Running the Holistic Agent Leaderboard cost roughly $40,000 for 21,730 agent rollouts across 9 models and 9 benchmarks. A single GAIA benchmark run on a frontier model costs $2,829 before caching. Exgentic measured a 33x cost spread across agent configurations on identical tasks, isolating scaffold choice as a first-order cost driver. For small models, evaluation compute now exceeds pretraining compute across the full development cycle.

A diabetes researcher sent 13 food photos to four AI models over 500 times each, totalling 26,904 queries at the lowest randomness settings. Every model returned different carbohydrate estimates for the same photo. Claude Sonnet 4.6 clustered tightly with 2.4% median variation, while Gemini 2.5 Pro spanned 55g to 484g on a single paella photo. That 429g spread translates to 42.9 units of insulin at standard dosing.

TOOLS

SyncVibe opens a room, shares an invite code, and lets developers code together with their own AI agents. Each participant’s Claude, Codex, or Gemini runs locally on their machine through MCP. The relay forwards chat between participants, and @mentioning a teammate’s AI assigns it tasks visible to the whole room. Your repo never leaves your laptop, your agent runs with your API keys, and only the chat is shared.

Researchers from UIUC and Snowflake created AutoSP, a compiler within DeepSpeed that converts standard transformer training code into multi-GPU sequence-parallel code with minimal changes.
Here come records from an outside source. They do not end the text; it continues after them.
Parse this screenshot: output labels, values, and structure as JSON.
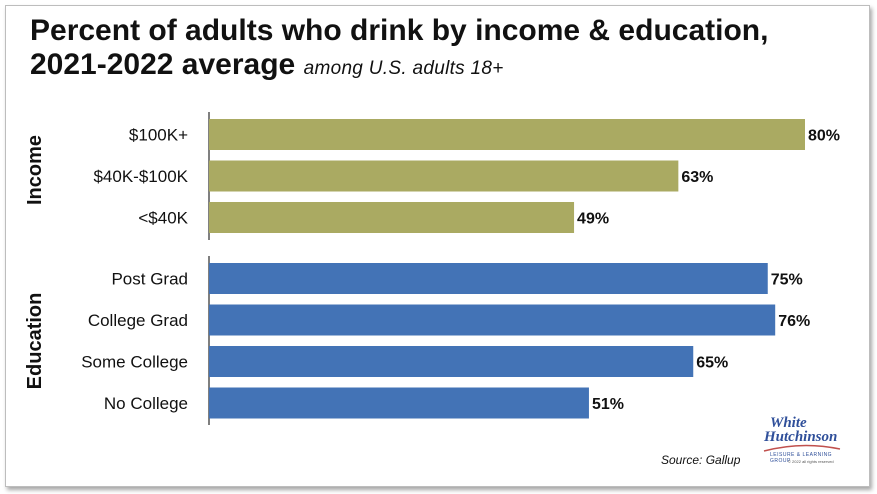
{
  "title": {
    "main_line1": "Percent of adults who drink by income & education,",
    "main_line2": "2021-2022 average",
    "subtitle": "among U.S. adults 18+"
  },
  "source": "Source: Gallup",
  "logo": {
    "line1": "White",
    "line2": "Hutchinson",
    "tagline": "LEISURE & LEARNING GROUP",
    "copyright": "© 2022 all rights reserved"
  },
  "colors": {
    "income": "#aaaa62",
    "education": "#4373b6",
    "axis": "#555555"
  },
  "chart_data": {
    "type": "bar",
    "orientation": "horizontal",
    "xlim": [
      0,
      80
    ],
    "grid": false,
    "groups": [
      {
        "name": "Income",
        "color_key": "income",
        "categories": [
          "$100K+",
          "$40K-$100K",
          "<$40K"
        ],
        "values": [
          80,
          63,
          49
        ],
        "labels": [
          "80%",
          "63%",
          "49%"
        ]
      },
      {
        "name": "Education",
        "color_key": "education",
        "categories": [
          "Post Grad",
          "College Grad",
          "Some College",
          "No College"
        ],
        "values": [
          75,
          76,
          65,
          51
        ],
        "labels": [
          "75%",
          "76%",
          "65%",
          "51%"
        ]
      }
    ]
  }
}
Users import the library and compile. The tool automates input partitioning, communication collectives, and compute overlap for both forward and backward passes. It extends maximum trainable context length with little runtime overhead versus hand-written baselines.

This Chrome extension uses Transformers.js to run Google’s Gemma 4 model entirely in the browser with no external API calls. It searches across open tabs, queries browsing history semantically, and summarises the current page through natural language commands. The developer declares no data collection or transfer. At 5.77 MB and 100 users so far, it is early but demonstrates what on-device browser AI looks like in practice.

Facebook Research open-sourced Sapiens 2, a family of high-resolution vision transformers pretrained on 1 billion human images. The models achieve state-of-the-art performance on pose estimation, body-part segmentation, surface normal estimation, and pointmap estimation. Architectures range from 0.1B to 5B parameters, all using patch size 16 at 1024x768 resolution. The standalone backbone file is self-contained and can be dropped directly into any project.

Meta built a command-line tool for its Marketing API that covers campaign creation, performance analytics, catalogue management, and conversion tracking without custom code. Output comes in three formats: table for humans, JSON for piping to jq, and tab-separated for shell tools like awk and cut. The CLI supports unattended operation via exit codes and environment variables, making it usable by both developers and AI agents in CI/CD pipelines.